At $41k/mo burn they couldn't have been offering high salaries.

we were not. all of us made exactly the same amount, and it was well under market rate

(Roughly $94k annually per employee as detailed in the 2023 financial update—low for Silicon Valley but high for co-ops / small community sites / "small tech")

That's the fully loaded cost, right, not the comp number?

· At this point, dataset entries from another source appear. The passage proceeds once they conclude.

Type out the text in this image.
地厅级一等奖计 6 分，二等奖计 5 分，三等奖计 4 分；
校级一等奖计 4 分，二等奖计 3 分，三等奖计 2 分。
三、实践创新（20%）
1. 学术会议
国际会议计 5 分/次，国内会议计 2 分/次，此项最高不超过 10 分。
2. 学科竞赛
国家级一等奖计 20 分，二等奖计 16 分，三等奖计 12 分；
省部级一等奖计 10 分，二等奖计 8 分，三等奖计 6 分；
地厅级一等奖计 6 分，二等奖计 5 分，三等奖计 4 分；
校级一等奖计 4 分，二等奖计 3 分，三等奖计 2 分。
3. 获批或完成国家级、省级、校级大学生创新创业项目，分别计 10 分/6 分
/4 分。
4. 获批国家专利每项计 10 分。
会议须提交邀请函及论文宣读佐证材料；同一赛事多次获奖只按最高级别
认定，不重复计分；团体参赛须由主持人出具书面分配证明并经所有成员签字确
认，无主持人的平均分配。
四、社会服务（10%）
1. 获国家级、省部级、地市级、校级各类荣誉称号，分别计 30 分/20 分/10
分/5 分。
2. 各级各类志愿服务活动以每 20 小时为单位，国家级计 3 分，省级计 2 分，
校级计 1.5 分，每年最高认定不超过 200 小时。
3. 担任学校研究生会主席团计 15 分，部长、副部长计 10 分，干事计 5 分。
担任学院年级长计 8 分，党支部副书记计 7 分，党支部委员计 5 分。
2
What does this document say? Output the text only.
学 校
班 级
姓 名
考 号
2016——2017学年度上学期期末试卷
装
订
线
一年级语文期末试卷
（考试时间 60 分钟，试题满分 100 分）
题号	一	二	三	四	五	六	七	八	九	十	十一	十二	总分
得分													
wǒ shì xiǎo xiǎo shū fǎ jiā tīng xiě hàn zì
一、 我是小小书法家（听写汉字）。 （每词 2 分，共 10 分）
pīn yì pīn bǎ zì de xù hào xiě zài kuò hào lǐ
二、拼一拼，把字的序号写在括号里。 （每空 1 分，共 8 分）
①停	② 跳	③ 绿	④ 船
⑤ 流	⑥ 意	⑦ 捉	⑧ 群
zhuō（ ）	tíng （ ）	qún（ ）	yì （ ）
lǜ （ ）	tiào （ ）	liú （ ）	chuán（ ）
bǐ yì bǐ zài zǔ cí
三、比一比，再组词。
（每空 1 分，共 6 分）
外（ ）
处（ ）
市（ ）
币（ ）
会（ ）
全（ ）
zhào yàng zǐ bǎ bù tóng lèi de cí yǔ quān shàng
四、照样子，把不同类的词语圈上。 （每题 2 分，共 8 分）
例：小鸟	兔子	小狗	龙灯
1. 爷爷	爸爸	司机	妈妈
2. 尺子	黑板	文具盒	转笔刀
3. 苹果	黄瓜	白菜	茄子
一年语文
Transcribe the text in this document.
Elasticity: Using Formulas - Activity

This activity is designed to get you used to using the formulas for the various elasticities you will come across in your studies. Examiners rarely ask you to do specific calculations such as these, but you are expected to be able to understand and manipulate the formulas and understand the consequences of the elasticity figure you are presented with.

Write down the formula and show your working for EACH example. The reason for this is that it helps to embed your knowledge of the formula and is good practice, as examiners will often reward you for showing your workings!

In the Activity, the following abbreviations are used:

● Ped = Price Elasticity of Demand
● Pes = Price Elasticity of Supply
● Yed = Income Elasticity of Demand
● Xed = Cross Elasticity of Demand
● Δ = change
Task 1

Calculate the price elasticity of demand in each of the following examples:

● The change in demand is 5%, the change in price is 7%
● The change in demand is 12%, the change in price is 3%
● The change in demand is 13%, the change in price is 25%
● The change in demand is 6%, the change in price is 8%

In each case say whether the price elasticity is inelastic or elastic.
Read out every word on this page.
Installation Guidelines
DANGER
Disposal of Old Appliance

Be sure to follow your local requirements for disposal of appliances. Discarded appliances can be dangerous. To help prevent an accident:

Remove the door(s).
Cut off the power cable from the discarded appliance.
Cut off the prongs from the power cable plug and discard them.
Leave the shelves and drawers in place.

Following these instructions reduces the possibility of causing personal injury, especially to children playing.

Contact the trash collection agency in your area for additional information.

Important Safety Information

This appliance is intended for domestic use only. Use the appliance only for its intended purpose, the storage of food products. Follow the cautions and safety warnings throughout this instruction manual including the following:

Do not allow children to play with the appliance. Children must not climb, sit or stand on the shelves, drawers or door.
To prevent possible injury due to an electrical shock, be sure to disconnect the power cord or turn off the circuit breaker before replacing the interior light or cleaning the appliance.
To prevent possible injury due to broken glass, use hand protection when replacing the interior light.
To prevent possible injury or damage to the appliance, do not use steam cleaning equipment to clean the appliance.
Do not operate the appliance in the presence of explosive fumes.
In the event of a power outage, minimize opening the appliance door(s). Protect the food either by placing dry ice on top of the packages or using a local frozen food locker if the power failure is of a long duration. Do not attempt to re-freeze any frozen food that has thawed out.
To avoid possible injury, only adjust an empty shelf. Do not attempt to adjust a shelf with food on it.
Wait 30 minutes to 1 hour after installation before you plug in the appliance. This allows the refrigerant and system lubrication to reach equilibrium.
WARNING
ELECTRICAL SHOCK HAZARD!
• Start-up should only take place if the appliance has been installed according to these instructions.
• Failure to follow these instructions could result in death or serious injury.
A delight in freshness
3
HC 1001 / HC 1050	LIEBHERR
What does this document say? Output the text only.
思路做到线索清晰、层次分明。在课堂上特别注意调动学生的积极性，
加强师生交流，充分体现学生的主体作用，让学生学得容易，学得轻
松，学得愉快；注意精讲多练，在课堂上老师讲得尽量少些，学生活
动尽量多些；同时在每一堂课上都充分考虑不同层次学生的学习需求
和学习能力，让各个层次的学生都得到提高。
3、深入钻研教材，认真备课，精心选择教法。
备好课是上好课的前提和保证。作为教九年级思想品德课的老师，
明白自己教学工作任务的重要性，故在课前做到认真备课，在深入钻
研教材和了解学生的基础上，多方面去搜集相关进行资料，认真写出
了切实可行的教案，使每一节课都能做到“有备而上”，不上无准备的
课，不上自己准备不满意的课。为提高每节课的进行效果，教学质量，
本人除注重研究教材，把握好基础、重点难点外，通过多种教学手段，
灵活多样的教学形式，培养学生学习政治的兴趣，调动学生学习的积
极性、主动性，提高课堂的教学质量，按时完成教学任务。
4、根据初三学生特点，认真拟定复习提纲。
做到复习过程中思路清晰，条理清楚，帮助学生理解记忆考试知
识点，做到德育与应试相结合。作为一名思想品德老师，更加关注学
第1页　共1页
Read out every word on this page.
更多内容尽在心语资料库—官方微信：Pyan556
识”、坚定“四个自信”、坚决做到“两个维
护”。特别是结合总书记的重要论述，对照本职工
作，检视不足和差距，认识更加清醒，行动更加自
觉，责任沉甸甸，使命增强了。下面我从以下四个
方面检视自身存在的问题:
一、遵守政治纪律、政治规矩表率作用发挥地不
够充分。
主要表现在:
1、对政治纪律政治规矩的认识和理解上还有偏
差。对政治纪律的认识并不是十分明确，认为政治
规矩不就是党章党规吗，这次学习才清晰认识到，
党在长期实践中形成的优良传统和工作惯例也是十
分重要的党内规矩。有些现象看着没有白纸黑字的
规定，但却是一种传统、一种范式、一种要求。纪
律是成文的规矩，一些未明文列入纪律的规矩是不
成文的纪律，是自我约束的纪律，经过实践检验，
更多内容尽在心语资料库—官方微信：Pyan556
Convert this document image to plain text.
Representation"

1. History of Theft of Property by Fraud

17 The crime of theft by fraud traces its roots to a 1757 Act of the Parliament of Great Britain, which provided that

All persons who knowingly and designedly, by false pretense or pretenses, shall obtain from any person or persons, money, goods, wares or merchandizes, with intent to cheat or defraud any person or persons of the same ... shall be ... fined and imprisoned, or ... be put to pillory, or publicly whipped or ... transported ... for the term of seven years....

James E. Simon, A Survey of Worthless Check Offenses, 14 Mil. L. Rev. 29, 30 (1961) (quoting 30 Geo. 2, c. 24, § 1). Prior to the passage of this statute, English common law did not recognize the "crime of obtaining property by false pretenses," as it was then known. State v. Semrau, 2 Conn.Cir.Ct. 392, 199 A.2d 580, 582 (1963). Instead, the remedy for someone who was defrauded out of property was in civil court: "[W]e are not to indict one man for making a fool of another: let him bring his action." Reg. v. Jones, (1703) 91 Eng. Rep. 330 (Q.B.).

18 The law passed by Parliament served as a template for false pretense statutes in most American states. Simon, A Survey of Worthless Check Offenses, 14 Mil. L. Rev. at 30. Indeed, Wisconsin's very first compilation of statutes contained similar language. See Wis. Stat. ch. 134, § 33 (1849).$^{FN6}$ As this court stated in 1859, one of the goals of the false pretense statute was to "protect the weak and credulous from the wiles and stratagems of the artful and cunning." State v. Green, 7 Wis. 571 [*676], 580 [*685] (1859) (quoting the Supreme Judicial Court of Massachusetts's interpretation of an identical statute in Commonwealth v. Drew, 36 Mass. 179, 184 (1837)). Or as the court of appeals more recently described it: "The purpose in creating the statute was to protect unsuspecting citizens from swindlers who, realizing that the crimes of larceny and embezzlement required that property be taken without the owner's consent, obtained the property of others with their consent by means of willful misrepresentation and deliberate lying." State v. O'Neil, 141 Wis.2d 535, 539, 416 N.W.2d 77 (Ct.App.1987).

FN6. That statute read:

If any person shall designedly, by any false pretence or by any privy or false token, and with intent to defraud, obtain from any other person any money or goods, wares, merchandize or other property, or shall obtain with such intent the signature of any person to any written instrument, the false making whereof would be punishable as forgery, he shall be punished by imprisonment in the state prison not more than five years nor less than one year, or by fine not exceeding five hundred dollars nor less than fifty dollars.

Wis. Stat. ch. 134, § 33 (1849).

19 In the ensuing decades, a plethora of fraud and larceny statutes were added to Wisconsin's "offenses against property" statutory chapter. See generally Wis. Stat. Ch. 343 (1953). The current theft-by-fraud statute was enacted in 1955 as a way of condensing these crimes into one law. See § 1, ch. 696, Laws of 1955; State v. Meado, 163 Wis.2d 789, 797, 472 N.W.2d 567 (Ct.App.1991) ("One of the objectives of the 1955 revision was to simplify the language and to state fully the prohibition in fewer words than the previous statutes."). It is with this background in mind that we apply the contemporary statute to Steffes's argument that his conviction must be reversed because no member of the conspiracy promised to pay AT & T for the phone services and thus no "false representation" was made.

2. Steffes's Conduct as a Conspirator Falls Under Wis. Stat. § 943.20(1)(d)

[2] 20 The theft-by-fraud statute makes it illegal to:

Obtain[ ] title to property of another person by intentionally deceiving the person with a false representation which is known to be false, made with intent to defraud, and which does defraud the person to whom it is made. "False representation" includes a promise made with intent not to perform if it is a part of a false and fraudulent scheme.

I think that's the pretax salary number? (they said "pay", and it was CoL adjusted from their starting $80k target salary in ~2021). They estimated their fully loaded cost in the same update as around $108k per employee (gave total payroll expenses as $36k monthly for four full-time employees). They said in a different update they were using a QSEHRA, which seems to have a cap of $11k per employee, so presumably that covers most of the difference? But maybe I'm just interpreting that completely wrong. I remember they posted about their healthcare coverage woes at one point but I don't remember the details.

That all being said, I don't think this is a huge indictment of Cohost—they had a solid 4 years, and in all likelihood they'd have had to close up sooner if their personal financial situations were more precarious. But a situation where making less than $94k is "precarious" is a very tough one to be trying to starta new social media company in.